You referred to one of my earlier answers as an example for PDFBox which did not work for you. Indeed, as already explained in that answer it was a surprise to see that code match anything beyond single words as the callers of the routine overridden there gave the impression of calling it word-by-word. Thus, anything spanning more than a single line indeed hardly could be expected to be found.
But one can improve that example in quite a natural manner to allow searches across line borders, assuming lines are split at spaces. Replace the method findSubwords
by this improved version:
List findSubwordsImproved(PDDocument document, int page, String searchTerm) throws IOException
{
final List allTextPositions = new ArrayList<>();
PDFTextStripper stripper = new PDFTextStripper()
{
@Override
protected void writeString(String text, List textPositions) throws IOException
{
allTextPositions.addAll(textPositions);
super.writeString(text, textPositions);
}
@Override
protected void writeLineSeparator() throws IOException {
if (!allTextPositions.isEmpty()) {
TextPosition last = allTextPositions.get(allTextPositions.size() - 1);
if (!" ".equals(last.getUnicode())) {
Matrix textMatrix = last.getTextMatrix().clone();
textMatrix.setValue(2, 0, last.getEndX());
textMatrix.setValue(2, 1, last.getEndY());
TextPosition separatorSpace = new TextPosition(last.getRotation(), last.getPageWidth(), last.getPageHeight(),
textMatrix, last.getEndX(), last.getEndY(), last.getHeight(), 0, last.getWidthOfSpace(), " ",
new int[] {' '}, last.getFont(), last.getFontSize(), (int) last.getFontSizeInPt());
allTextPositions.add(separatorSpace);
}
}
super.writeLineSeparator();
}
};
stripper.setSortByPosition(true);
stripper.setStartPage(page);
stripper.setEndPage(page);
stripper.getText(document);
final List hits = new ArrayList();
TextPositionSequence word = new TextPositionSequence(allTextPositions);
String string = word.toString();
int fromIndex = 0;
int index;
while ((index = string.indexOf(searchTerm, fromIndex)) > -1)
{
hits.add(word.subSequence(index, index + searchTerm.length()));
fromIndex = index + 1;
}
return hits;
}
(SearchSubword method)
Here we collect all TextPosition
entries, we actually even add virtual such entries representing a space whenever a line break is added by PDFBox. As soon as the whole page is rendered, we search the collection of all these text positions.

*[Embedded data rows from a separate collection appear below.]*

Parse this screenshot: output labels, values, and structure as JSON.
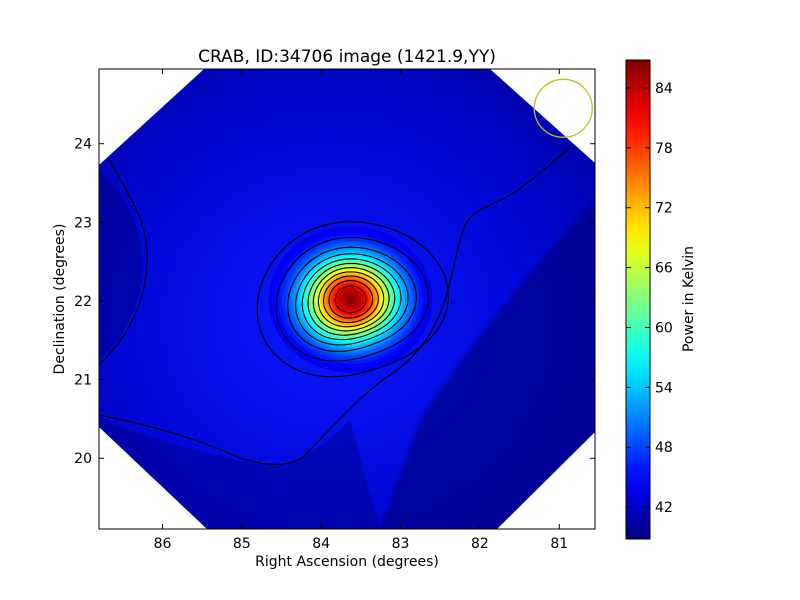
{
  "chart_data": {
    "type": "heatmap",
    "title": "CRAB, ID:34706 image (1421.9,YY)",
    "xlabel": "Right Ascension (degrees)",
    "ylabel": "Declination (degrees)",
    "xlim": [
      86.8,
      80.55
    ],
    "ylim": [
      19.1,
      24.95
    ],
    "x_ticks": [
      86,
      85,
      84,
      83,
      82,
      81
    ],
    "y_ticks": [
      20,
      21,
      22,
      23,
      24
    ],
    "colorbar": {
      "label": "Power in Kelvin",
      "range": [
        38.8,
        86.8
      ],
      "ticks": [
        42,
        48,
        54,
        60,
        66,
        72,
        78,
        84
      ],
      "colormap": "jet"
    },
    "source": {
      "ra": 83.63,
      "dec": 22.02,
      "peak_kelvin": 86.5,
      "background_kelvin": 42
    },
    "contour_levels": [
      43,
      46,
      50,
      54,
      58,
      62,
      66,
      70,
      74,
      78,
      82
    ],
    "beam_circle": {
      "ra": 80.95,
      "dec": 24.45,
      "color": "#bfbf26"
    },
    "colors": {
      "field_low": "#00007f",
      "field_mid": "#0000e0",
      "beam": "#bfbf26",
      "contour": "#000000"
    }
  }
}
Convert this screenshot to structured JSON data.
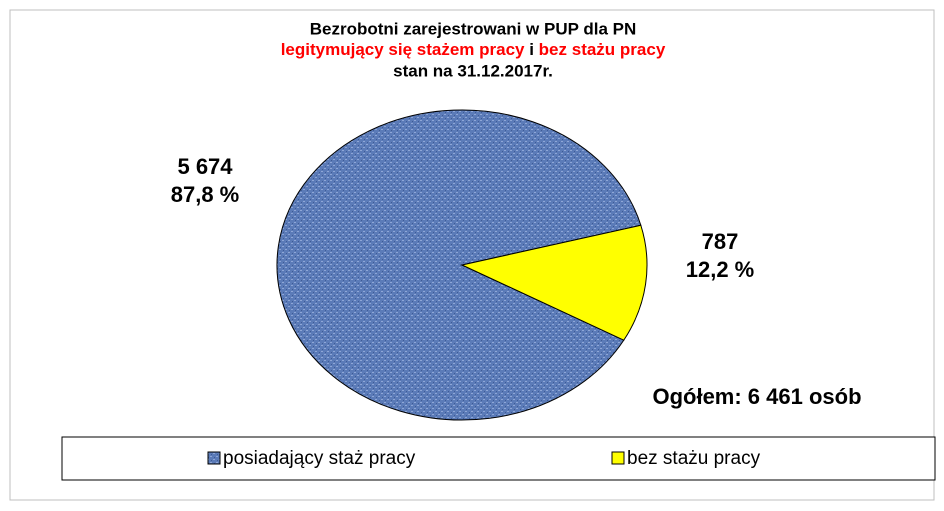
{
  "chart_data": {
    "type": "pie",
    "title": "Bezrobotni zarejestrowani w PUP dla PN",
    "subtitle_parts": [
      {
        "text": "legitymujący się stażem pracy",
        "color": "#ff0000"
      },
      {
        "text": " i ",
        "color": "#000000"
      },
      {
        "text": "bez stażu pracy",
        "color": "#ff0000"
      }
    ],
    "subtitle2": "stan na  31.12.2017r.",
    "categories": [
      "posiadający staż pracy",
      "bez stażu pracy"
    ],
    "values": [
      5674,
      787
    ],
    "value_labels": [
      "5 674",
      "787"
    ],
    "percents": [
      87.8,
      12.2
    ],
    "percent_labels": [
      "87,8 %",
      "12,2 %"
    ],
    "colors": [
      "#5b7bb8",
      "#ffff00"
    ],
    "annotation": "Ogółem:  6 461 osób",
    "legend": "bottom"
  }
}
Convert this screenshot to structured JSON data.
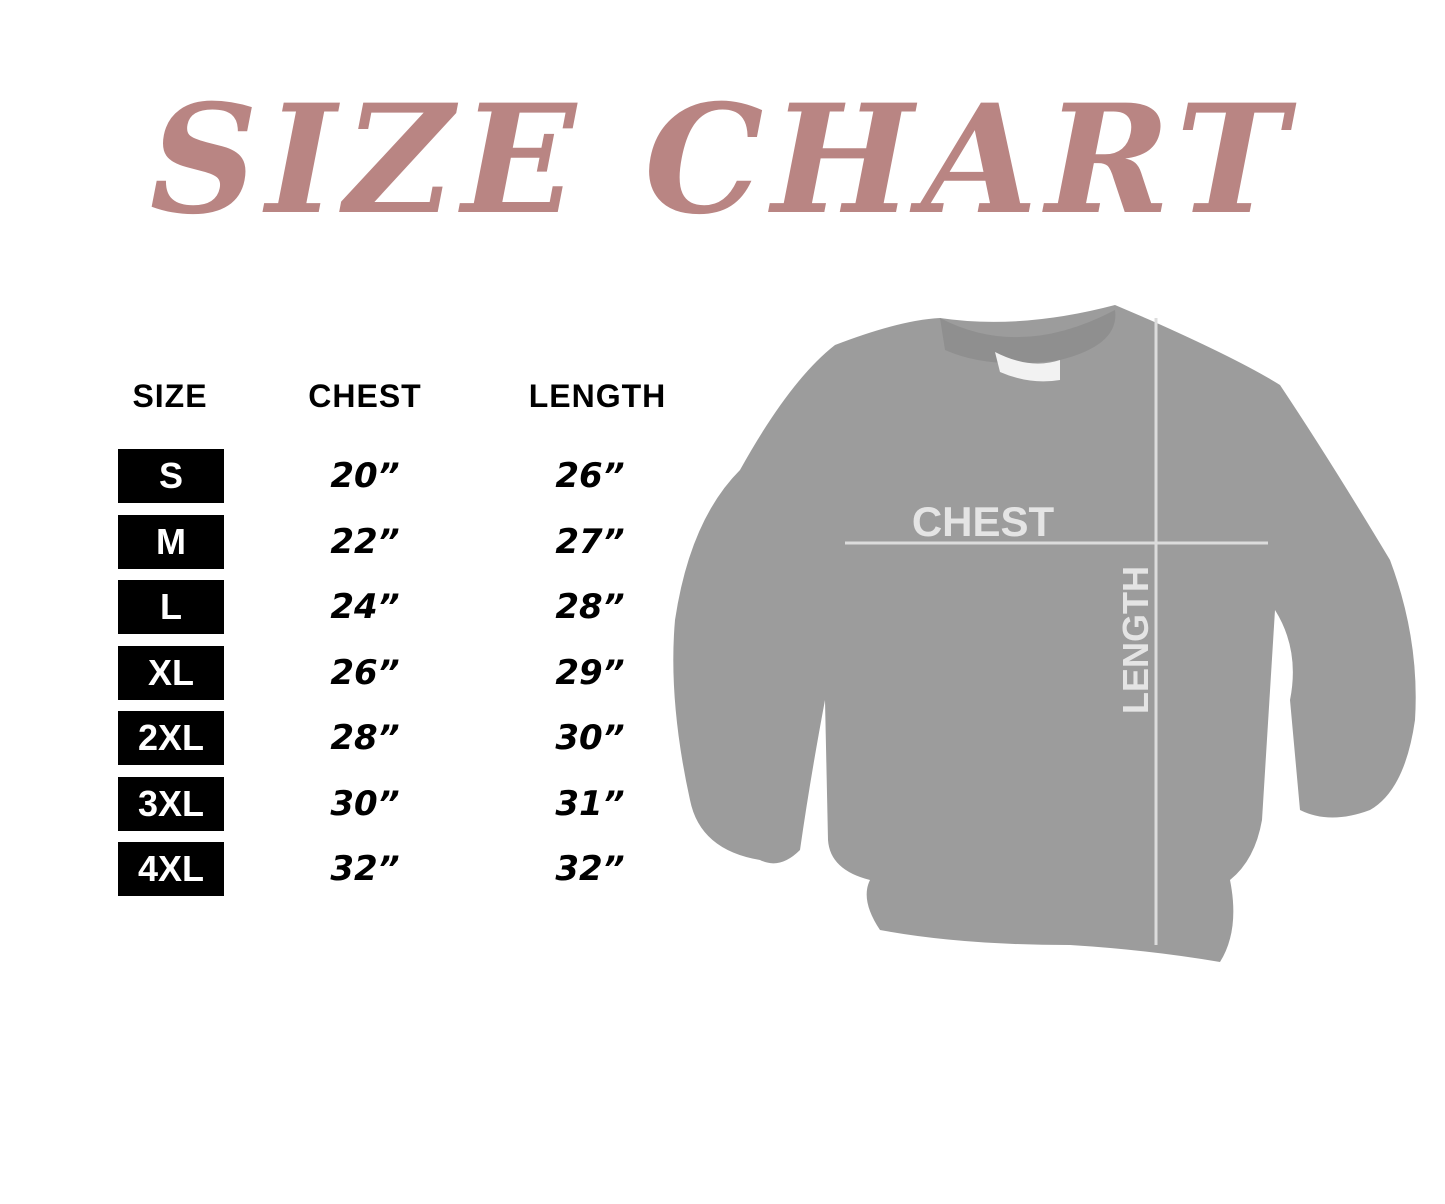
{
  "title": "SIZE CHART",
  "title_color": "#b98583",
  "headers": {
    "size": "SIZE",
    "chest": "CHEST",
    "length": "LENGTH"
  },
  "rows": [
    {
      "size": "S",
      "chest": "20”",
      "length": "26”"
    },
    {
      "size": "M",
      "chest": "22”",
      "length": "27”"
    },
    {
      "size": "L",
      "chest": "24”",
      "length": "28”"
    },
    {
      "size": "XL",
      "chest": "26”",
      "length": "29”"
    },
    {
      "size": "2XL",
      "chest": "28”",
      "length": "30”"
    },
    {
      "size": "3XL",
      "chest": "30”",
      "length": "31”"
    },
    {
      "size": "4XL",
      "chest": "32”",
      "length": "32”"
    }
  ],
  "diagram": {
    "chest_label": "CHEST",
    "length_label": "LENGTH",
    "garment_color": "#9c9c9c"
  }
}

Applied to the example document in the original question,
looking for "${var 2}"
now returns all 8 occurrences, also those split across lines:
* Looking for '${var 2}' (improved)
Page 1 at 164.39648, 257.65997 with width 37.078552 and last letter '}' at 195.62, 257.65997
Page 1 at 188.75699, 273.74 with width 37.108047 and last letter '}' at 220.01, 273.74
Page 1 at 167.49583, 289.72998 with width 40.55017 and last letter '}' at 198.74, 289.72998
Page 1 at 176.67778, 305.81 with width 38.059418 and last letter '}' at 207.89, 305.81
Page 1 at 164.39648, 357.28998 with width -46.081444 and last letter '}' at 112.46, 372.65
Page 1 at 174.97762, 388.72998 with width -56.662575 and last letter '}' at 112.46, 404.09
Page 1 at 153.74, 420.16998 with width -32.004005 and last letter '}' at 112.46, 435.65
Page 1 at 162.99922, 451.61 with width -43.692017 and last letter '}' at 112.46, 467.21
The negative widths occur because the x coordinate of the end of the match is less than that of its start.